I'll let someone else answer that question and go on with my tip for the day.
The most well-known and easiest to explain suspense technique, the only one that I know of with a name, is called “The Ticking Clock.” The writer sets a figurative clock ticking or, in the case of the TV series 24, a literal clock. Other examples: the cop is given 24 hours to find evidence on the murderer to avoid being accused, the woman has 2 hours to get an antidote for her snake bite, or the scuba diver has half an hour of air left, it’s getting dark, and murderers are on a boat above her, looking for her bubbles. The last one is from my novel Iguana Love, and it was a challenge to think of a way out for the character with that set up, but knowledge of equipment always offers possibilities, while underwater vulnerability and lurking creatures keep the reader turning pages. Once the time is set in any story, the reader’s subconscious will keep the clock ticking to heighten the tension in every scene.
From Stephen Gallagher
My take on suspense is a pretty straightforward one, I think. You have a character with whom the reader empathises, who needs to achieve something. Bad things are going to happen if he or she doesn't achieve it.
As they set out, everything seems set for success. But then obstacles arise - immediate, unplanned-for problems that have to be solved before your protagonist can move forward toward the greater goal. Meanwhile, the bigger situation deteriorates and the bad consequences loom larger.
Solving the lesser problem may get your protagonist closer, but gives rise to further problems that will impede progress even more. This is where the art comes in. Those problems have to be entertaining, and the effect of the delays and diversions has to be a pleasurable one. Suspense isn't about making the reader uncomfortable. It's about deferring closure in a way that heightens the anticipation of it.
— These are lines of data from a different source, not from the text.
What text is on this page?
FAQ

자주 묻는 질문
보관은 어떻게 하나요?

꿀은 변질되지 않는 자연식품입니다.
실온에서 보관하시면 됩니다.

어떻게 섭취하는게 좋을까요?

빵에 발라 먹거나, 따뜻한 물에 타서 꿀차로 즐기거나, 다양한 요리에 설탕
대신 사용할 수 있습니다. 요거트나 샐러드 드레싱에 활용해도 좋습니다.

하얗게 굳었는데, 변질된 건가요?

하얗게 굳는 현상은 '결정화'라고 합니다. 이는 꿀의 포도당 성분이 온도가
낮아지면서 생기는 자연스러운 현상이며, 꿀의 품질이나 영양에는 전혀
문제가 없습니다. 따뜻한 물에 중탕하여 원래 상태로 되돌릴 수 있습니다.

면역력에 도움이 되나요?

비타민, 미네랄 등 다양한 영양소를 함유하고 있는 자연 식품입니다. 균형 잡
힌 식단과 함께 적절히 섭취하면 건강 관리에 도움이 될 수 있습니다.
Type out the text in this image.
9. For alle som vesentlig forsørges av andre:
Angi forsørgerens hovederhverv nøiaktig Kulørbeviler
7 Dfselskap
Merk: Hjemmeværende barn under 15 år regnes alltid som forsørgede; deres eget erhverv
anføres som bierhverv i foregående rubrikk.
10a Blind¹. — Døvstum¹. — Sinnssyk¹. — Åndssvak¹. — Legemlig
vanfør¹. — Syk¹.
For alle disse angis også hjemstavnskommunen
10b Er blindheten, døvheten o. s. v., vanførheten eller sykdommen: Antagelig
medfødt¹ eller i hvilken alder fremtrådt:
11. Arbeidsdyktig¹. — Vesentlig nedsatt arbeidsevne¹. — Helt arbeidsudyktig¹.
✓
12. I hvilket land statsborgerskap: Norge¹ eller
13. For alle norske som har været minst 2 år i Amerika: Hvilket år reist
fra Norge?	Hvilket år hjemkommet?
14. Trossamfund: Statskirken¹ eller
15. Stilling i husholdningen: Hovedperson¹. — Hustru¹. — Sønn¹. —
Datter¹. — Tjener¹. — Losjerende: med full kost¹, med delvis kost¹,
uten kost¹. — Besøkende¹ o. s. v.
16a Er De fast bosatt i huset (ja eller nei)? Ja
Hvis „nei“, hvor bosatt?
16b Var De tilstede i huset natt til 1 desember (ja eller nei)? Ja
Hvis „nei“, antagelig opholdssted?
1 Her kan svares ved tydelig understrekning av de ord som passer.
The reader is trusting you to deliver an ultimate reward. But there's only a slim chance of success for your protagonist. And it gets ever slimmer, the closer you get to it. Will that slim chance disappear altogether just as you get there, or will your protagonist make it in time? For me that's the essence of suspense.
From Max Allan Collins
I don't really think in terms of suspense techniques. I am an instinctive writer and fairly linear, and just set up suspenseful situations and let them play out, as dictated by character. The most conscious craft decision I make along those lines is where to start and end chapters. Like many, if not most writers of msytery/crime fiction, I try to start at an exciting point. I was raised on Mickey Spillane, and his beginnings -- and for that matter his endings -- are always the gold standard for me. In KISS ME DEADLY, a beautiful woman, (naked but for a trenchcoat) jumps in front of Mike Hammer's car, to force him to pick her up, in the first paragraph. So I am very careful to start at an interesting, compelling point. That strategy works for the first chapter, but really every chapter. And the end of the chapter -- yes the cliff-hanger -- is equally important. The idea is to make the reader start reading, and keep reading.
Another technique -- really a strategy -- is to play against the reader's expectations. In a thriller there are certain conventional situations that can't be avoided, so giving them a fresh spin can keep the reader guessing and ratchet up the suspense. In the Nate Heller novel I'm working on, a very cliched moment arrives -- two thugs show up to take Heller for a ride to see a mob boss. But Heller knows these guys are killers and just goes Nancy Reagan on 'em ... just says no. He says he will follow them to the mob boss and will take the meeting, but will not get in the car with them. No violence breaks out, but the threat of it hangs over a very tense scene.